Inderbitzin broke new ground in 2007 when she became the first on the West Coast to teach an Inside-Out Prison Exchange Program class in a maximum-security men’s prison. The class of 15 OSU students and 15 inmates met for 11 weeks at Oregon State Penitentiary, discussing criminal justice issues.

This year, Inderbitzin continues to expand her work in Oregon’s correctional facilities. She plans to teach a small class at the all-female Oak Creek Youth Correctional Facility in the winter, where OSU students and the girls inside the Albany-based facility will learn college-level material on issues of crime and gender. Inderbitzin received one of two grants given out each year by the American Sociological Association Teaching Enhancement Fund to help buy supplies and build a deeper connection between OSU and Oak Creek. In addition, Inderbitzin’s students are working on setting up an internship program for Oak Creek.

In the spring, Inderbitzin will teach another Inside-Out course at the Oregon State Correctional Institution in Salem.

She also is excited about a new program that she hopes to start soon at the Oregon State Penitentiary. Inderbitzin is working with the Lifer’s Club at OSP to start a literacy program where incarcerated fathers who have graduated from their parenting program will have the chance to read the same books as their children (ages 8-17, approximately).

“I think it’s a great opportunity for the kids and their dads to be encouraged to read,” Inderbitzin said. “But is also will give them another chance to connect and they can talk about the book they both read and what they thought of it on the phone or in letters.”

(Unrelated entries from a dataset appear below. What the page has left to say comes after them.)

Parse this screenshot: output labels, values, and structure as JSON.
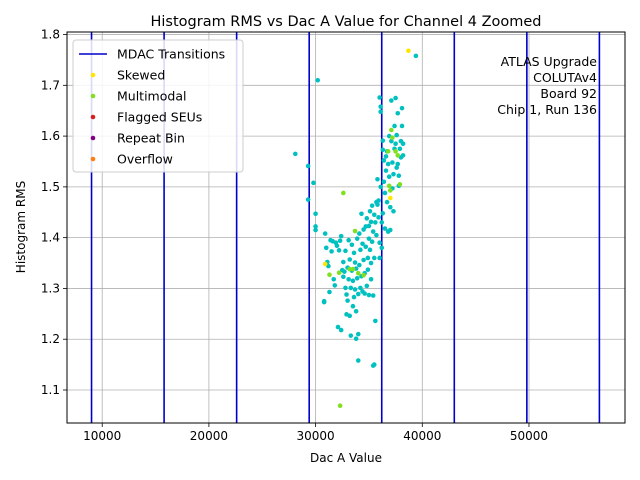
{
  "chart_data": {
    "type": "scatter",
    "title": "Histogram RMS vs Dac A Value for Channel 4 Zoomed",
    "xlabel": "Dac A Value",
    "ylabel": "Histogram RMS",
    "xlim": [
      6700,
      59000
    ],
    "ylim": [
      1.035,
      1.805
    ],
    "xticks": [
      10000,
      20000,
      30000,
      40000,
      50000
    ],
    "yticks": [
      1.1,
      1.2,
      1.3,
      1.4,
      1.5,
      1.6,
      1.7,
      1.8
    ],
    "xtick_labels": [
      "10000",
      "20000",
      "30000",
      "40000",
      "50000"
    ],
    "ytick_labels": [
      "1.1",
      "1.2",
      "1.3",
      "1.4",
      "1.5",
      "1.6",
      "1.7",
      "1.8"
    ],
    "grid": true,
    "legend_position": "top-left",
    "mdac_transitions": [
      9000,
      15800,
      22600,
      29400,
      36200,
      43000,
      49800,
      56600
    ],
    "legend": [
      {
        "label": "MDAC Transitions",
        "kind": "line",
        "color": "#0000cc"
      },
      {
        "label": "Skewed",
        "kind": "dot",
        "color": "#ffe600"
      },
      {
        "label": "Multimodal",
        "kind": "dot",
        "color": "#80e020"
      },
      {
        "label": "Flagged SEUs",
        "kind": "dot",
        "color": "#d42020"
      },
      {
        "label": "Repeat Bin",
        "kind": "dot",
        "color": "#800080"
      },
      {
        "label": "Overflow",
        "kind": "dot",
        "color": "#ff7f0e"
      }
    ],
    "annotation": [
      "ATLAS Upgrade",
      "COLUTAv4",
      "Board 92",
      "Chip 1, Run 136"
    ],
    "series": [
      {
        "category": "normal",
        "color": "#00c0c0",
        "points": [
          [
            28100,
            1.565
          ],
          [
            29300,
            1.541
          ],
          [
            29300,
            1.475
          ],
          [
            29800,
            1.508
          ],
          [
            30000,
            1.447
          ],
          [
            30000,
            1.422
          ],
          [
            30000,
            1.415
          ],
          [
            30200,
            1.71
          ],
          [
            30800,
            1.275
          ],
          [
            30800,
            1.273
          ],
          [
            30900,
            1.408
          ],
          [
            31000,
            1.38
          ],
          [
            31100,
            1.352
          ],
          [
            31200,
            1.344
          ],
          [
            31300,
            1.293
          ],
          [
            31400,
            1.395
          ],
          [
            31500,
            1.373
          ],
          [
            31600,
            1.393
          ],
          [
            31700,
            1.318
          ],
          [
            31800,
            1.306
          ],
          [
            31900,
            1.39
          ],
          [
            32000,
            1.384
          ],
          [
            32100,
            1.224
          ],
          [
            32200,
            1.375
          ],
          [
            32300,
            1.394
          ],
          [
            32400,
            1.403
          ],
          [
            32400,
            1.218
          ],
          [
            32500,
            1.336
          ],
          [
            32600,
            1.323
          ],
          [
            32600,
            1.352
          ],
          [
            32700,
            1.333
          ],
          [
            32800,
            1.374
          ],
          [
            32800,
            1.301
          ],
          [
            32900,
            1.288
          ],
          [
            32900,
            1.249
          ],
          [
            33000,
            1.341
          ],
          [
            33000,
            1.276
          ],
          [
            33100,
            1.395
          ],
          [
            33100,
            1.318
          ],
          [
            33200,
            1.246
          ],
          [
            33200,
            1.357
          ],
          [
            33300,
            1.301
          ],
          [
            33300,
            1.207
          ],
          [
            33400,
            1.335
          ],
          [
            33400,
            1.386
          ],
          [
            33500,
            1.265
          ],
          [
            33500,
            1.315
          ],
          [
            33600,
            1.283
          ],
          [
            33600,
            1.37
          ],
          [
            33700,
            1.351
          ],
          [
            33700,
            1.298
          ],
          [
            33800,
            1.201
          ],
          [
            33800,
            1.255
          ],
          [
            33800,
            1.339
          ],
          [
            33900,
            1.398
          ],
          [
            33900,
            1.32
          ],
          [
            34000,
            1.289
          ],
          [
            34000,
            1.21
          ],
          [
            34000,
            1.158
          ],
          [
            34100,
            1.408
          ],
          [
            34100,
            1.346
          ],
          [
            34200,
            1.301
          ],
          [
            34200,
            1.376
          ],
          [
            34300,
            1.324
          ],
          [
            34300,
            1.447
          ],
          [
            34400,
            1.388
          ],
          [
            34400,
            1.294
          ],
          [
            34500,
            1.416
          ],
          [
            34500,
            1.356
          ],
          [
            34600,
            1.29
          ],
          [
            34600,
            1.33
          ],
          [
            34700,
            1.422
          ],
          [
            34700,
            1.382
          ],
          [
            34800,
            1.305
          ],
          [
            34800,
            1.438
          ],
          [
            34900,
            1.36
          ],
          [
            34900,
            1.337
          ],
          [
            35000,
            1.398
          ],
          [
            35000,
            1.423
          ],
          [
            35000,
            1.287
          ],
          [
            35100,
            1.452
          ],
          [
            35100,
            1.376
          ],
          [
            35200,
            1.35
          ],
          [
            35200,
            1.431
          ],
          [
            35200,
            1.318
          ],
          [
            35300,
            1.392
          ],
          [
            35300,
            1.463
          ],
          [
            35400,
            1.286
          ],
          [
            35400,
            1.412
          ],
          [
            35400,
            1.148
          ],
          [
            35500,
            1.445
          ],
          [
            35500,
            1.15
          ],
          [
            35500,
            1.36
          ],
          [
            35600,
            1.236
          ],
          [
            35600,
            1.43
          ],
          [
            35700,
            1.47
          ],
          [
            35700,
            1.405
          ],
          [
            35800,
            1.465
          ],
          [
            35800,
            1.515
          ],
          [
            35900,
            1.44
          ],
          [
            35900,
            1.473
          ],
          [
            36000,
            1.39
          ],
          [
            36000,
            1.36
          ],
          [
            36000,
            1.676
          ],
          [
            36100,
            1.658
          ],
          [
            36100,
            1.648
          ],
          [
            36100,
            1.5
          ],
          [
            36200,
            1.43
          ],
          [
            36200,
            1.38
          ],
          [
            36300,
            1.573
          ],
          [
            36300,
            1.591
          ],
          [
            36300,
            1.448
          ],
          [
            36400,
            1.51
          ],
          [
            36400,
            1.552
          ],
          [
            36500,
            1.418
          ],
          [
            36500,
            1.488
          ],
          [
            36600,
            1.56
          ],
          [
            36600,
            1.532
          ],
          [
            36700,
            1.57
          ],
          [
            36700,
            1.47
          ],
          [
            36800,
            1.545
          ],
          [
            36800,
            1.412
          ],
          [
            36900,
            1.52
          ],
          [
            36900,
            1.6
          ],
          [
            37000,
            1.415
          ],
          [
            37000,
            1.46
          ],
          [
            37100,
            1.67
          ],
          [
            37100,
            1.59
          ],
          [
            37200,
            1.548
          ],
          [
            37200,
            1.497
          ],
          [
            37300,
            1.525
          ],
          [
            37300,
            1.452
          ],
          [
            37400,
            1.62
          ],
          [
            37400,
            1.575
          ],
          [
            37500,
            1.675
          ],
          [
            37500,
            1.585
          ],
          [
            37600,
            1.602
          ],
          [
            37600,
            1.538
          ],
          [
            37700,
            1.645
          ],
          [
            37700,
            1.545
          ],
          [
            37800,
            1.522
          ],
          [
            37800,
            1.502
          ],
          [
            37900,
            1.575
          ],
          [
            38000,
            1.59
          ],
          [
            38000,
            1.558
          ],
          [
            38100,
            1.655
          ],
          [
            38100,
            1.62
          ],
          [
            38200,
            1.585
          ],
          [
            38200,
            1.562
          ],
          [
            39400,
            1.758
          ]
        ]
      },
      {
        "category": "Multimodal",
        "color": "#80e020",
        "points": [
          [
            31300,
            1.327
          ],
          [
            32200,
            1.331
          ],
          [
            32300,
            1.069
          ],
          [
            32600,
            1.488
          ],
          [
            33200,
            1.338
          ],
          [
            33500,
            1.338
          ],
          [
            33700,
            1.413
          ],
          [
            34000,
            1.33
          ],
          [
            34500,
            1.326
          ],
          [
            36800,
            1.57
          ],
          [
            36900,
            1.502
          ],
          [
            37000,
            1.493
          ],
          [
            37100,
            1.612
          ],
          [
            37200,
            1.597
          ],
          [
            37500,
            1.57
          ],
          [
            37700,
            1.562
          ],
          [
            37900,
            1.505
          ]
        ]
      },
      {
        "category": "Skewed",
        "color": "#ffe600",
        "points": [
          [
            30900,
            1.348
          ],
          [
            38700,
            1.768
          ],
          [
            37000,
            1.478
          ]
        ]
      }
    ]
  }
}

As an extension of that, Inderbitzin recently received an L.L Stewart Faculty Grant to buy a video camera that can record directly to mini-DVDs. Her plan is to record the incarcerated fathers reading to their kids.

“The idea would be to send the DVD to their children, hopefully in time for Christmas,” she said. “It seems like a nice way to help keep them connected.”

Oregon Criminal Justice Association’s mission is to work for a better understanding and the prevention of causes of delinquency and crime; to promote the development of effective programs in the juvenile and adult justice system; to sponsor and contribute to high quality and low cost professional training; to provide a forum to develop and voice important criminal justice issues.